III. Las dos Europas.
Durante décadas, antes incluso de la construcción del
muro de Berlín, se trató de simbolizar en el denominado
«Telón -de Acero» la división de Europa.
Se trataba de una frase afortunada del famoso discurso de Winston
Churchill en Fulton (Missouri), que en 1946 se consideró como
la proclamación oficial de la «guerra fría».
Empero no se trataba sólo de un sím-bolo, sino del hecho
real de que, como consecuencia del antagonismo entre ambos bloques
-simplifica-doramente calificados de «socialista» y «capitalista»-,
ambas Europas se situaron espalda contra espalda para desarrollarse
en direcciones opuestas.
Aunque la Europa occidental no sufrió, durante la segunda
guerra mundial, devastaciones comparables a las que padecieron la
URSS y otros países de Europa oriental, no por ello podía
considerarse satisfactoria su situación económica al
finalizar la contienda bélica. Grandes zonas de Francia, Holanda,
Bélgica y Alemania acusaban los efectos de la devastación.
Aunque Varsovia era la capital europea más destruida, otras
como Berlín no le iban a la zaga. Centros fabriles como Milán
o Turín, Lyon, Dusseldorf, Colonia, etcétera, junto
a las zonas costeras del norte de Francia presentaban, asimismo, grandes
destrucciones. Entre los países occidentales, sería
Francia la más perjudicada, al ser el escenario de las peores
batallas. En especial, los nudos de comunicación y sobre todo
los puentes que la unían a Centroeuropa quedaron inservibles.

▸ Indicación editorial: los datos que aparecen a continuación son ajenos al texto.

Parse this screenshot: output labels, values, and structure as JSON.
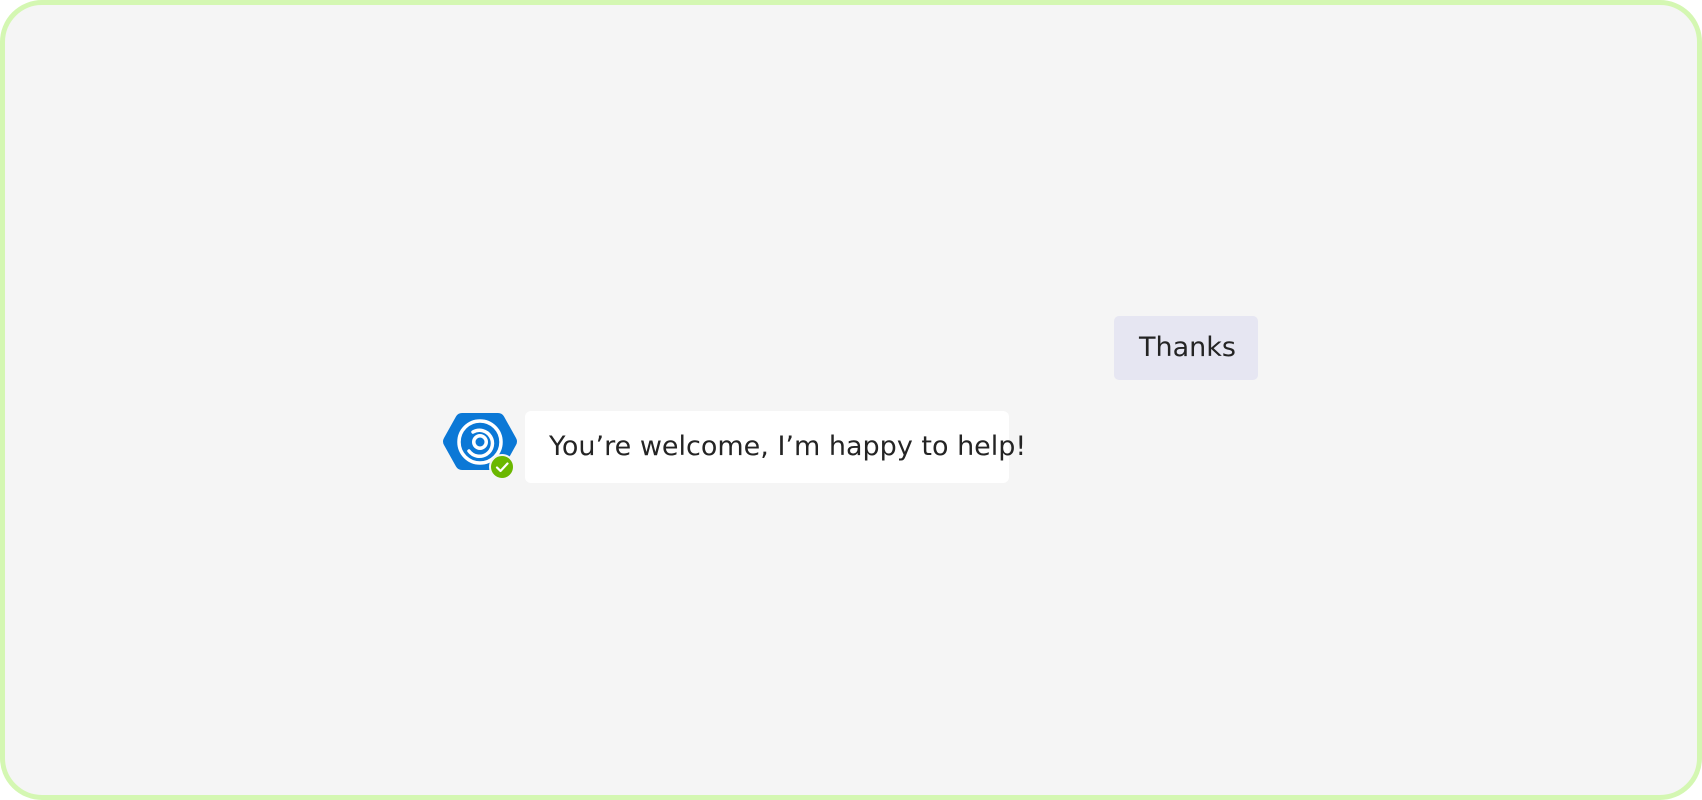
{
  "conversation": {
    "user_message": "Thanks",
    "bot_message": "You’re welcome, I’m happy to help!"
  },
  "bot": {
    "avatar_icon": "copilot-hexagon-icon",
    "presence_icon": "available-check-icon",
    "status": "available"
  },
  "colors": {
    "frame_border": "#d4f7b2",
    "background": "#f5f5f5",
    "user_bubble": "#e6e6f2",
    "bot_bubble": "#ffffff",
    "avatar_blue": "#0b78d6",
    "presence_green": "#6bb700",
    "text": "#242424"
  }
}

En total, no menos de 6.000 puentes franceses quedaron volados o inutilizados.
Mientras tanto, los principales puertos -Tolón, Calais, Boulogne,
Burdeos y Dunkerque- permane-cían bloqueados o gravemente dañados.
Los canales franceses, de importancia sustancial para sus comunicaciones
internas e internacionales, fueron también inutilizados en
su totalidad en la zona norte. Los centros urbanos galos padecieron
la destrucción de al menos dos millones de casas. Holanda,
por su parte, se había convertido tras la guerra en un país
semisumergido, con todas las tierras al sur del Zuiderzee bajo el
agua y todos los puentes fluviales que la unían a Bélgica
en ruinas. Los canales belgas y holandeses no pudieron ser utilizados
antes de seis meses.
Alemania, que sufrió los peores ataques en la fase final del
conflicto, parecía un paisaje lunar en el que se mezclaban
los cráteres de las bombas, con los hierros retorcidos de casas;
ferrocarriles y puentes. En su parte occidental, fueron destruidos
740 de los 958 puentes que mantenían la comunicación
con otros países y entre los landers regionales. En general,
el impacto sobre los medios de comunicación sería el
principal obstáculo para tratar de normalizar la vida europea,
mayor incluso que las propias pérdidas humanas o la destrucción
de viviendas. En su conjunto, los gastos de reconstrucción
superaban las posibilidades financieras de los países europeos.
Además, 1947 fue el peor año de la década para
la agricultura, cerrándose con la pérdida de la cosecha
un período de grandes dificultades. En tales circunstancias,
fue inevitable tener que recurrir a la ayuda norteamericana. EE.UU.
se había beneficiado de una guerra realizada en su totalidad
fuera de su territorio y con grandes ganancias para su industria de
armamentos. Por ello, los EE.UU. eran, junto a Canadá y en
menor medida algunas naciones sudamericanas, los únicos países
con capacidad económica y logística para remediar las
necesidades más acuciantes de la empobrecida Europa. De ahí
que aunque el organismo encargado de materializar la ayuda, la United
Nations Relief and Rehabilition Administration (UNRRA), estaba bajo
el control oficial de las Naciones Unidas, fuera de hecho una plataforma
propagandística de los EE.UU. Empero, como bien lo precisa
el profesor García de Cortázar, la ayuda norteamericana
no sólo servía a ese fin, ya que también fue
muy útil para la colocación de grandes excedentes agrícolas,
procedentes del enorme desarrollo que habían alcanzado las
producciones norteamericanas por impulso de la demanda europea. El
envío hacia las hambrientas ciudades europeas de esa superproducción
impidió el derrumbe de la agricultura americana, que pudo vender
al Gobierno sus bienes de salida más difícil.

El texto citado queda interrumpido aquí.